Tobacco is an agricultural product processed from leaves of plants of the genus Nicotiana. It can be consumed, used as a pesticide and, in the form of nicotine tartrate, is used in some medicines. It is most commonly used as a drug, and is a valuable cash crop for countries such as Cuba, India, China, and the United States. Tobacco is a name for any plant of the genus Nicotiana of the family Solanaceae (family of black pudding) and for the product made from the leaf and used in cigars, tobacco and pipe and chewing tobacco. Tobacco plants are also used in plant bioengineering, and some of the 60 species are grown as ornamental plants.
It is believed that the major commercial species, N. tabacum, is native to tropical America, like most of Nicotiana plants, but has been cultivated for so long that it is no longer known in nature. N.Rrustica, a kind of soft, fast-burning flavor, was originally grown in Virginia, but is now grown mainly in Turkey, India, and Russia. The nicotine alkaloid is the most characteristic component of tobacco and is responsible for its addictive nature. The harmful effects of tobacco are derived from the thousands of different compounds generated in the smoke, including polycyclic aromatic hydrocarbons (such as benzene), formaldehyde, cadmium, nickel, arsenic, polonium 210, nitrosamines (TSNA) and many others.

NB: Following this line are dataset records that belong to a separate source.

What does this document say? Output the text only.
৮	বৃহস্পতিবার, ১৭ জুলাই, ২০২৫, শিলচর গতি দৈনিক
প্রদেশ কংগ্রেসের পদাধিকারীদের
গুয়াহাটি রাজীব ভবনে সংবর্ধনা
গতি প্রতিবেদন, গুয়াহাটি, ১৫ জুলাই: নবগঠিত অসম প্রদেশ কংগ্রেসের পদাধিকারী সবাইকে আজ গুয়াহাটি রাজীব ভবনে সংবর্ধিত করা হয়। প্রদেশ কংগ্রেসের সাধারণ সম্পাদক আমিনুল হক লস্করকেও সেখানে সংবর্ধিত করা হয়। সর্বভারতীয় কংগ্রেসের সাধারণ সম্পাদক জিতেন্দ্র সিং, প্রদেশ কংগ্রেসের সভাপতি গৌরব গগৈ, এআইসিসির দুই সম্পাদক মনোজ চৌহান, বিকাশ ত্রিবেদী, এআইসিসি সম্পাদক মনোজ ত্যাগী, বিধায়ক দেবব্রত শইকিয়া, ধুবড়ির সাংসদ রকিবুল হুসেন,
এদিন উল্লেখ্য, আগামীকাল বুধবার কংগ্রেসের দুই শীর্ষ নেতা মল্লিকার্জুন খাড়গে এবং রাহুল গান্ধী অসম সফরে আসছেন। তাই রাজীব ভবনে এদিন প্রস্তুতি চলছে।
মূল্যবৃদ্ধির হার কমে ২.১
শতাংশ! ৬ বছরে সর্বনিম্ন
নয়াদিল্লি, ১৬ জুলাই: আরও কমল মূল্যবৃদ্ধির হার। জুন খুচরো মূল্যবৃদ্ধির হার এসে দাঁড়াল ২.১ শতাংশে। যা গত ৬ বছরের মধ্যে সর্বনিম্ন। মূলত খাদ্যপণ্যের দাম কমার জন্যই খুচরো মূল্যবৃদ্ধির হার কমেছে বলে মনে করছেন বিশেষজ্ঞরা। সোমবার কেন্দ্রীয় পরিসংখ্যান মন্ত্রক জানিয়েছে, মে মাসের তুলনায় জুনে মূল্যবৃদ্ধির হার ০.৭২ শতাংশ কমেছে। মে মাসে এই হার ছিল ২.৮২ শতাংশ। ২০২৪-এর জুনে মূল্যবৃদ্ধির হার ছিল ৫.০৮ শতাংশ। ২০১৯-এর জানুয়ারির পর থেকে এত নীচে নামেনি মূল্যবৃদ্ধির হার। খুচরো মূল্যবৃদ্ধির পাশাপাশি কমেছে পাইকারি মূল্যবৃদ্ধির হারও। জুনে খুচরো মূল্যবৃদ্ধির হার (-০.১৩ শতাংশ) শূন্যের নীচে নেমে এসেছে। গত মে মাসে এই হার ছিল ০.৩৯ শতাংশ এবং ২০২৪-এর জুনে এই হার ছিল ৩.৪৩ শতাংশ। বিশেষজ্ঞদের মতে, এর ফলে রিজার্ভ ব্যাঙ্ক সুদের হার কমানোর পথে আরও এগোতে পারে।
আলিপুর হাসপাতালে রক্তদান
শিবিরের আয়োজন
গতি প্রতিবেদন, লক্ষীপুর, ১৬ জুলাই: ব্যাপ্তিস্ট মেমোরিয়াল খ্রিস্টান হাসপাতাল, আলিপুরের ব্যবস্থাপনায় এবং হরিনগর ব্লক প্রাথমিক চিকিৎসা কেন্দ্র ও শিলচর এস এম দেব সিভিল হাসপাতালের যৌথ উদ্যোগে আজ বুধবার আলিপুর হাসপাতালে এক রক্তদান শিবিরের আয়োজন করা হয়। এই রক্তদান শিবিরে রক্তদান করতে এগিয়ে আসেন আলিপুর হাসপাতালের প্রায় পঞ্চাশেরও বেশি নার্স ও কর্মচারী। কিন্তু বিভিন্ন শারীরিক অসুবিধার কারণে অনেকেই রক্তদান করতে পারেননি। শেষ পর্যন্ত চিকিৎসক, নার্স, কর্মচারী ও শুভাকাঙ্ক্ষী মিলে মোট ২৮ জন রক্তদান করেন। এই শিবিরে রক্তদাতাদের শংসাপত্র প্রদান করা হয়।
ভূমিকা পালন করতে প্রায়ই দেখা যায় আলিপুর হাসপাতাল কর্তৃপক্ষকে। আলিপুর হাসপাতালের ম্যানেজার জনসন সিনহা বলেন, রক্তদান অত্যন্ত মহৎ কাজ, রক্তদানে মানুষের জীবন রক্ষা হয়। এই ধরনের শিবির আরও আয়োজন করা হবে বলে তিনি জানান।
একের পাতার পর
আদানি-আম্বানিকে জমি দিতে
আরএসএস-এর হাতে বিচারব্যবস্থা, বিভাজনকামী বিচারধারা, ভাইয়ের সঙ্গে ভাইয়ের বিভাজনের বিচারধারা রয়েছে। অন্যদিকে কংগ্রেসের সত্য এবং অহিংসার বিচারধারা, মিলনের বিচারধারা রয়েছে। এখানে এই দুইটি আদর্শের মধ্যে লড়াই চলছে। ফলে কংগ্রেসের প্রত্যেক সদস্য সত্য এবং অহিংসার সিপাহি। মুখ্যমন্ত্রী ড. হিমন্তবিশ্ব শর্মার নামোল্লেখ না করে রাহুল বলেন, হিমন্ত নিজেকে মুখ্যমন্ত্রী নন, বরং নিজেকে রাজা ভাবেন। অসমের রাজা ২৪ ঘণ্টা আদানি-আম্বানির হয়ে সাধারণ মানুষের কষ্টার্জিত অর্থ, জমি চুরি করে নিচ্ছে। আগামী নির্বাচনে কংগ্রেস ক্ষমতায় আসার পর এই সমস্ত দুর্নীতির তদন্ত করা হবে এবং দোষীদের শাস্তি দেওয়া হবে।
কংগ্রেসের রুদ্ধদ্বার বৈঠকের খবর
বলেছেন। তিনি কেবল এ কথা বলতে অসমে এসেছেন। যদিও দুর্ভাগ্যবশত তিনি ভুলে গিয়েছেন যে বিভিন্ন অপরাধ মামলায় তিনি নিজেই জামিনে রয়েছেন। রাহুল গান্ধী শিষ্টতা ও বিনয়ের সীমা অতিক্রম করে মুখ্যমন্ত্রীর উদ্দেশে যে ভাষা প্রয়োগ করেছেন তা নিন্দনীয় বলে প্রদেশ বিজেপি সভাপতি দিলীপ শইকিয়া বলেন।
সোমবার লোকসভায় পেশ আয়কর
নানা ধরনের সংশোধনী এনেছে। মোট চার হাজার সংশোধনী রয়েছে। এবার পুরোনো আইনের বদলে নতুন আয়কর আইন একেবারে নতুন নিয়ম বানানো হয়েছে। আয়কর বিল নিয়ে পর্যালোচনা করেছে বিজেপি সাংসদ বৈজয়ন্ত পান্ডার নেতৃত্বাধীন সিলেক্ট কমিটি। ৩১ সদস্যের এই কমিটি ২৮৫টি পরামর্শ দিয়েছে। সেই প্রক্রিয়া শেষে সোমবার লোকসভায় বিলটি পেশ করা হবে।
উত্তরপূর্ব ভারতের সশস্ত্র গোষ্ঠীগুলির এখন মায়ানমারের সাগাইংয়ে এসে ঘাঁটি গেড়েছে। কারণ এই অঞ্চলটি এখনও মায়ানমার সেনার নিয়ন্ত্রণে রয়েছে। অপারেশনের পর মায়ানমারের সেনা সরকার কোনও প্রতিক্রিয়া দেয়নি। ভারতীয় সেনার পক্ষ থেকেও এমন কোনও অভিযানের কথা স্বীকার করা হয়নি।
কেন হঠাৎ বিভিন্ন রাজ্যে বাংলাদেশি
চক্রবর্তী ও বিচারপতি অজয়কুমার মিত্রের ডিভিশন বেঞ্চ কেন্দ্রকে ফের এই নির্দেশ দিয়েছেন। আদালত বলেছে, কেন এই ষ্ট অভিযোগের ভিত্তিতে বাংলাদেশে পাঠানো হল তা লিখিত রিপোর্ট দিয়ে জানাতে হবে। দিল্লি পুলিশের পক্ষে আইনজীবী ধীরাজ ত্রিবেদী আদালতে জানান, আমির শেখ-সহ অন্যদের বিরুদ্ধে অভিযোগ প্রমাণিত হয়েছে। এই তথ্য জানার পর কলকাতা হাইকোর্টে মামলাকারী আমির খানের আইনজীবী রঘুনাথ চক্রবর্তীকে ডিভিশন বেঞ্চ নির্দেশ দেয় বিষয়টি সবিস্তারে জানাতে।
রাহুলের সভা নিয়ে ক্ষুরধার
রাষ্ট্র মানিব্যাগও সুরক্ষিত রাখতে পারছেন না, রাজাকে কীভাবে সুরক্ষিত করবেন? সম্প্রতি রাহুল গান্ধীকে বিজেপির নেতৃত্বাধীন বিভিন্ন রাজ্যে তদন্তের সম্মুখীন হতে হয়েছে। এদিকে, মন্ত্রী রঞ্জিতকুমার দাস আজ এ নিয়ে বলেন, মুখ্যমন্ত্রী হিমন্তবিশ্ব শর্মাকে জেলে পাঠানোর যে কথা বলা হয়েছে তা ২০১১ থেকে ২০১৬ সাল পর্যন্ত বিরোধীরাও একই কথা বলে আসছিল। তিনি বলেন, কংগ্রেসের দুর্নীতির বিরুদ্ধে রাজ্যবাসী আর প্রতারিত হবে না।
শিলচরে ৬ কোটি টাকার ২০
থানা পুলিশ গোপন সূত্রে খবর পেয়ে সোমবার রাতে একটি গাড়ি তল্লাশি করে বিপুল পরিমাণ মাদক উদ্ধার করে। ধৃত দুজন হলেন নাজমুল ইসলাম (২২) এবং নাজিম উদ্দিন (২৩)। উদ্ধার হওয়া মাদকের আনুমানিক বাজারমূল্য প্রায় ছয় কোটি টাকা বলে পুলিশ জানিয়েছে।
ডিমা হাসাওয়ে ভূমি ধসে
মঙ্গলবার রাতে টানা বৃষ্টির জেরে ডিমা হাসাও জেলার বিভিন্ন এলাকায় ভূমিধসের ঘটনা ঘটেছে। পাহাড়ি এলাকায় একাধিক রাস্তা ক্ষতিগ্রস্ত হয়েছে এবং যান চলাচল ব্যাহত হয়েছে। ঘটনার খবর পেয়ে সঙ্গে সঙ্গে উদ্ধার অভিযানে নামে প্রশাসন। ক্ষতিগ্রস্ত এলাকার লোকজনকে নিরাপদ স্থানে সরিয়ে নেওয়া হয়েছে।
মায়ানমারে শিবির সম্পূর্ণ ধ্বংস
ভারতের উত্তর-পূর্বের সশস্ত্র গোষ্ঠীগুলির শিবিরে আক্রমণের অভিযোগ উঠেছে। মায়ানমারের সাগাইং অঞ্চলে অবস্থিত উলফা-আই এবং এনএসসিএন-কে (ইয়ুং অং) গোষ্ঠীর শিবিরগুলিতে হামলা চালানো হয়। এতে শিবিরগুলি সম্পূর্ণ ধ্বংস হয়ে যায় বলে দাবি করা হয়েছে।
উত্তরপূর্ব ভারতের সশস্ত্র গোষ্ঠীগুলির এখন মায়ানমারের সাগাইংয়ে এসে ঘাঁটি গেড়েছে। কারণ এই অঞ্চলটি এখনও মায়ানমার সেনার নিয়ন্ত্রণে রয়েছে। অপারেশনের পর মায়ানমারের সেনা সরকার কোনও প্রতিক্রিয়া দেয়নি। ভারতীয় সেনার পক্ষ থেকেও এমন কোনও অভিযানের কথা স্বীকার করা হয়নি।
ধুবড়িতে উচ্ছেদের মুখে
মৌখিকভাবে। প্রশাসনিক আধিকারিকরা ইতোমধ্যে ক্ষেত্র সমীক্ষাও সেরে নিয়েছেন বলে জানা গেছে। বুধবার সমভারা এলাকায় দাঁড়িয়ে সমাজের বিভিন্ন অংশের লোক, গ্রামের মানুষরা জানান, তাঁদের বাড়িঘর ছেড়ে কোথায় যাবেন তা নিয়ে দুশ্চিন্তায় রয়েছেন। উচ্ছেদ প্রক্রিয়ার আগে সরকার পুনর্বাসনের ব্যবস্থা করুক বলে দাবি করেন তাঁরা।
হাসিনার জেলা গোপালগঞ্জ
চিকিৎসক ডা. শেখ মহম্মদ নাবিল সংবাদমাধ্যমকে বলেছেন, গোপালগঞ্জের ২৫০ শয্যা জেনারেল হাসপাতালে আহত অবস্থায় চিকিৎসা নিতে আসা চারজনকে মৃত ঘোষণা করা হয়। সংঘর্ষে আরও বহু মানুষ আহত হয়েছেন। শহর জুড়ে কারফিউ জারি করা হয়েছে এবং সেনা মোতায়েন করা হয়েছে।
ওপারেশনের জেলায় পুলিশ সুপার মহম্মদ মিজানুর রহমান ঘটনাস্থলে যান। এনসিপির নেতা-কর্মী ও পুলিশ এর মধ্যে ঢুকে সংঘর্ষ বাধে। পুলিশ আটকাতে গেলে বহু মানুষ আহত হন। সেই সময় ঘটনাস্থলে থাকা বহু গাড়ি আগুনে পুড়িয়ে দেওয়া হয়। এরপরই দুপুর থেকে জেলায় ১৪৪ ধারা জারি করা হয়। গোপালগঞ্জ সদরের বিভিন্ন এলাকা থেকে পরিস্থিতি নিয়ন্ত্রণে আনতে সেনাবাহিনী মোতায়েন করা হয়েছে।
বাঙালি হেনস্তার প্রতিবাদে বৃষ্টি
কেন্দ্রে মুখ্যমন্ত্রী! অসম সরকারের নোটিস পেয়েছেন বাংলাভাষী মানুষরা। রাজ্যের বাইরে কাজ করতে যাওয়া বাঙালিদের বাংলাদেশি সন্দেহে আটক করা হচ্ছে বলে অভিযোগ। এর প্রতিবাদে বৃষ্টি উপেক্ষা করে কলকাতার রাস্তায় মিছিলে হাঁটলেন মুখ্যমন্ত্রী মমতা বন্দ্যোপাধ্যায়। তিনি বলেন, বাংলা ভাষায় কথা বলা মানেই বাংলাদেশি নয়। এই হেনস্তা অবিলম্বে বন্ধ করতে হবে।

Tobacco is grown in a similar way to other agricultural products. Seeds are sown in cold frames or spotlights to prevent insect attacks, and then transplanted into fields. Tobacco is an annual crop, usually harvested mechanically or by hand. After harvesting, tobacco is stored for curing, allowing slow oxidation and degradation of carotenoids. This allows the agricultural product to assume properties that are generally attributed to the "softness" of the smoke. After this, tobacco is packed into its various forms of consumption, which include smoking, chewing, snuffing, and so on.
Most cigarettes incorporate cured tobacco, which produces smoother, more inhalable smoke. The use of low pH, inhalable, smoke-cured tobacco is one of the main causes of smoking causing lung cancer and other diseases associated with smoke inhalation.